Deafheaven – 10 Years Gone
Die angedachte Tour fiel Corona-bedingt ins Wasser, weswegen Deafheaven ihr rundes Jubiläum kurzerhand mit einer Live-im-Studio-Platte feiern. 10 Years Gone ist dabei aber zu stark, um als bloßes Methadonprogramm durchgewunken zu werden.
Etwas mehr als ein Jahrzehnt ist es her, dass Deafheaven ihre erste Demo am 1. Juni 2010 veröffentlichten. Was 2020 auf einer gemeinsamen Tour mit Inter Arma, Greet Death and All Your Sisters durch Nordamerika zelebriert hätte werden sollen – wäre da nicht das weithin bekannte Problem mit der Pandemie.

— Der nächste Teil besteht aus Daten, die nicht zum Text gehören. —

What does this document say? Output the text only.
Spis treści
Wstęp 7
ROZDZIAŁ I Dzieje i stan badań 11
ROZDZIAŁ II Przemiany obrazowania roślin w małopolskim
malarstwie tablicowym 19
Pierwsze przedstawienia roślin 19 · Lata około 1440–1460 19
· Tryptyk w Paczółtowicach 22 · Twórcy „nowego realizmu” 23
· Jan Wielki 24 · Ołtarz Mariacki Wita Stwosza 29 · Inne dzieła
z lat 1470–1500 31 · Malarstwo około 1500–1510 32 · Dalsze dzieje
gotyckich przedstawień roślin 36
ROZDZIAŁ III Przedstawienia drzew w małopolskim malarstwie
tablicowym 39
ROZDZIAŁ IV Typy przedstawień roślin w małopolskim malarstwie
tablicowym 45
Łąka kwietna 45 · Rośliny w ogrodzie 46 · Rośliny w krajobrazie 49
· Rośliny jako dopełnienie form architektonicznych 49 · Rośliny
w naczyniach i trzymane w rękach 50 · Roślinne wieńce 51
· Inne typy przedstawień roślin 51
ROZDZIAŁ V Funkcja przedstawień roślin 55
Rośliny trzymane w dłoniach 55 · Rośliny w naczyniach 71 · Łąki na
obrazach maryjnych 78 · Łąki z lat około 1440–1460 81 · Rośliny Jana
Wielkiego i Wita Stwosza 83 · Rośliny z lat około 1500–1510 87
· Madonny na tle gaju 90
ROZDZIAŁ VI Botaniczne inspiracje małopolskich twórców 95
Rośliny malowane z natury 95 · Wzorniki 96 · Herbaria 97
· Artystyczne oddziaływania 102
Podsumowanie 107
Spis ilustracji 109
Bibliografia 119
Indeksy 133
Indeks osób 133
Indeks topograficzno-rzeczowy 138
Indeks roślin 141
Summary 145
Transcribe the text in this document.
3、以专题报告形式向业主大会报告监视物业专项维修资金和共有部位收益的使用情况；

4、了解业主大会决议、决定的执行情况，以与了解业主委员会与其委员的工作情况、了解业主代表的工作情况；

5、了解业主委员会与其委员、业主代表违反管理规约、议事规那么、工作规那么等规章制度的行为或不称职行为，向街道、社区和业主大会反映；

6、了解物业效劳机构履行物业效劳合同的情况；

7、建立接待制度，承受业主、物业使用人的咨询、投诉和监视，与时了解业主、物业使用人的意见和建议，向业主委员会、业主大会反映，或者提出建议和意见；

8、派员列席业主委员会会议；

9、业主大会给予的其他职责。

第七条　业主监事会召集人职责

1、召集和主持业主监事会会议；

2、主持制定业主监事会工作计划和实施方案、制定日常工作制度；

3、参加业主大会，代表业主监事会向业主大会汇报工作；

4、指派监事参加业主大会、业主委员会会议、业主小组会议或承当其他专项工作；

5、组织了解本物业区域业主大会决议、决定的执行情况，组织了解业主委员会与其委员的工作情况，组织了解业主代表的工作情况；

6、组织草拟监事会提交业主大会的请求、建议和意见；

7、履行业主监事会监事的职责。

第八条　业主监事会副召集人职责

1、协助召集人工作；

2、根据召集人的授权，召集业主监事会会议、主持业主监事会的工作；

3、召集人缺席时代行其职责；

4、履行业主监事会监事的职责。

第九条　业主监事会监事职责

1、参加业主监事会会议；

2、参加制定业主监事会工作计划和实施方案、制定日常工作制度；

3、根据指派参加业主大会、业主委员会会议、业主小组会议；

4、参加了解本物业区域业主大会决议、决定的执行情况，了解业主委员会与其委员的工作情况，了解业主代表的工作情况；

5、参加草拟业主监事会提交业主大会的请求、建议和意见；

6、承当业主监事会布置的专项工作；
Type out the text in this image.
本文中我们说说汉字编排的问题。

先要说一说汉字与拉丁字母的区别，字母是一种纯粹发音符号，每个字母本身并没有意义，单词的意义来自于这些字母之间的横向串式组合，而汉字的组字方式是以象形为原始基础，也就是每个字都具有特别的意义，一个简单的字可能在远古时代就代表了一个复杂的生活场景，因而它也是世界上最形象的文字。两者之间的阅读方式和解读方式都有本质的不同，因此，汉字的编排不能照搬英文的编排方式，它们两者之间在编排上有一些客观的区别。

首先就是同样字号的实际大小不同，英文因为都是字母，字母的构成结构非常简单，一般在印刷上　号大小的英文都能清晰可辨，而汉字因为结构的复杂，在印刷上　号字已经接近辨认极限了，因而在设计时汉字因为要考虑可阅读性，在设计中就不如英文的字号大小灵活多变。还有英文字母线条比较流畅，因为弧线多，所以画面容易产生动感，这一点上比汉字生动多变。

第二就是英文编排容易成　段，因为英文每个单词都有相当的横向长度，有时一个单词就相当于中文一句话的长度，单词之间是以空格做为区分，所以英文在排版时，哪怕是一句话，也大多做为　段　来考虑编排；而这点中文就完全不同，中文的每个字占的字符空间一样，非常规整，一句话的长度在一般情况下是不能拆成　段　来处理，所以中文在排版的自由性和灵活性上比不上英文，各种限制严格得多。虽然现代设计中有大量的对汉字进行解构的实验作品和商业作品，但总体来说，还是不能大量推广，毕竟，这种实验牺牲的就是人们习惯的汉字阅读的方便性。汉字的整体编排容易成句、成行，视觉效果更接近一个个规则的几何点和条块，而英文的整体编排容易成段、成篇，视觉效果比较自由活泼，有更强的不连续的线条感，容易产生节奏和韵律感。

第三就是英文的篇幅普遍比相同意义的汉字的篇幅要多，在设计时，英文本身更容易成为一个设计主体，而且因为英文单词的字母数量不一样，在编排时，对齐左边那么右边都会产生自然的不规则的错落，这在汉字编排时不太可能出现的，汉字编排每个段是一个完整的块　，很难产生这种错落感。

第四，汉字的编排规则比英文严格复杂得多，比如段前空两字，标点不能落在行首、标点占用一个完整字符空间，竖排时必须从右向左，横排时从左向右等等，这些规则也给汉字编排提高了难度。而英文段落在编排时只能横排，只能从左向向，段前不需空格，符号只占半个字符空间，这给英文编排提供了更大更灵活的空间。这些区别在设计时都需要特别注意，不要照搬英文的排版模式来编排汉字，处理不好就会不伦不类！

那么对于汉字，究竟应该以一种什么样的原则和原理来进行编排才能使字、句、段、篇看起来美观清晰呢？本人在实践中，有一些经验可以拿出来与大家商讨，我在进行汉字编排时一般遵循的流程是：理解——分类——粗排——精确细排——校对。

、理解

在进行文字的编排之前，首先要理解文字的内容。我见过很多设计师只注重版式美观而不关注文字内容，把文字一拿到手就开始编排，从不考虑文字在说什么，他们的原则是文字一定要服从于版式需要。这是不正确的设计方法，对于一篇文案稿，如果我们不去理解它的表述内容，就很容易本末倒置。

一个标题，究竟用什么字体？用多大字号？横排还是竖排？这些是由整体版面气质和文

„To rebound from the financial and morale hit, we put together an album of the set we intended to perform.“ erklärt George Clarke den Gang mit Jack Shirley in die Räumlichkeiten des Atomic Garden, der die abgesagte Konzertreihe am ehesten aufwiegen sollte.
Und wo es vor diesem Hintergrund ohnedies nicht extra erwähnt werden müsste, dass man nicht den Fehler machen sollte, die Auswahl der acht Songs auf 10 Years Gone mit einem Best of gleichzustellen (denn diesbezüglich kann die Platte ohne beispielsweise ein Black Brick oder Violet nur scheitern), darf man die Sinnhaftigkeit einer solchen Live-im-Studio-Platte zwar grundsätzlich auch hiernach weiterhin in Frage stellen, wenn Deafheaven auf Konserve natürlich nicht dieselbe stimmungsvolle Tiefe und Intensität erzeugen, wie sie es in natura auf der Bühne tun.
Doch überzeugen die aufgefahrenen 73 Minuten dann doch so nah wie wohl überhaupt möglich am essentiellen Mehrwert, indem bekannte Songs eine bisweilen furiose Frischzellenkur verpasst bekommen, mit kraftvoller Energie ebenso eine fokussierte Unmittelbarkeit destillieren, wie die Entwicklung der Band über die vergangenen Jahre transparent gemacht wird.
Das ohne Piano auskommende The Pecan Tree wird ebenso wie Dream House um einige Gitarrenlagen entschlackt, die Songs agieren zudem weniger aggressiv als noch auf Sunbather (2013), dafür aber auf noch melodischere Nuancen hin ausbalanciert. Das erstmals physisch erhältliche, Death-affine From the Kettle Onto the Coil schärft über das Zusammenspiel von Kerry McCoy und Shiv Mera seine Konturen; gerade Daedalus als Deafheaven-Genesis klingt nun knackiger und kompakter, ist wie auch das ähnlich modifizierte, seine Texturen nunmehr weitaus detaillierter ausleuchten könnende Language Games vom 2011er Werk Roads to Judah spielzeittechnisch präziser auf den Punkt gebracht.
Die Modifizierungen der Nummern bleiben im stets im Rahmen, schlagen vor allem in kleinen Segmenten und Facetten zu Buche, führen aber auch dazu, dass etwa ein berauschendes Glint (von Ordinary Corrupt Human Love aus dem Jahr 2018) nun hoffnungsvoller den Sound lüftet, leichter und melancholisch. Nicht nur in Vertigo kommen die Post Rock-Parts auch atmosphärischer und reichhaltiger zur Geltung als auf den ursprünglichen Album-Versionen, haben mehr Geduld, während der shoegazende Anteil seine Schleifen mit verträumter Bandbreite darüber ziehen kann. Wenn der Song über das immer noch überschaubare Funken sprühende Solo Tempo aufnimmt, kann auch Clarke als fauchender Derwisch zeigen, dass er wie auch der Rest der Band stets in giftiger Hochform agiert. Was alles verdammt gute Argumente sind, sich das wunderbar ausgewogen eingefangene und druckvoll nach vorne ziehende 10 Years Gone unbedingt ins Regal stellen zu müssen (denn besser gehen diese Art von Aufnahmen wohl kaum) – aber eben auch die Tatsache umso deutlicher unterstreicht, dass das als tatsächliches Live-Erlebnis einfach noch zwingender gewesen wäre.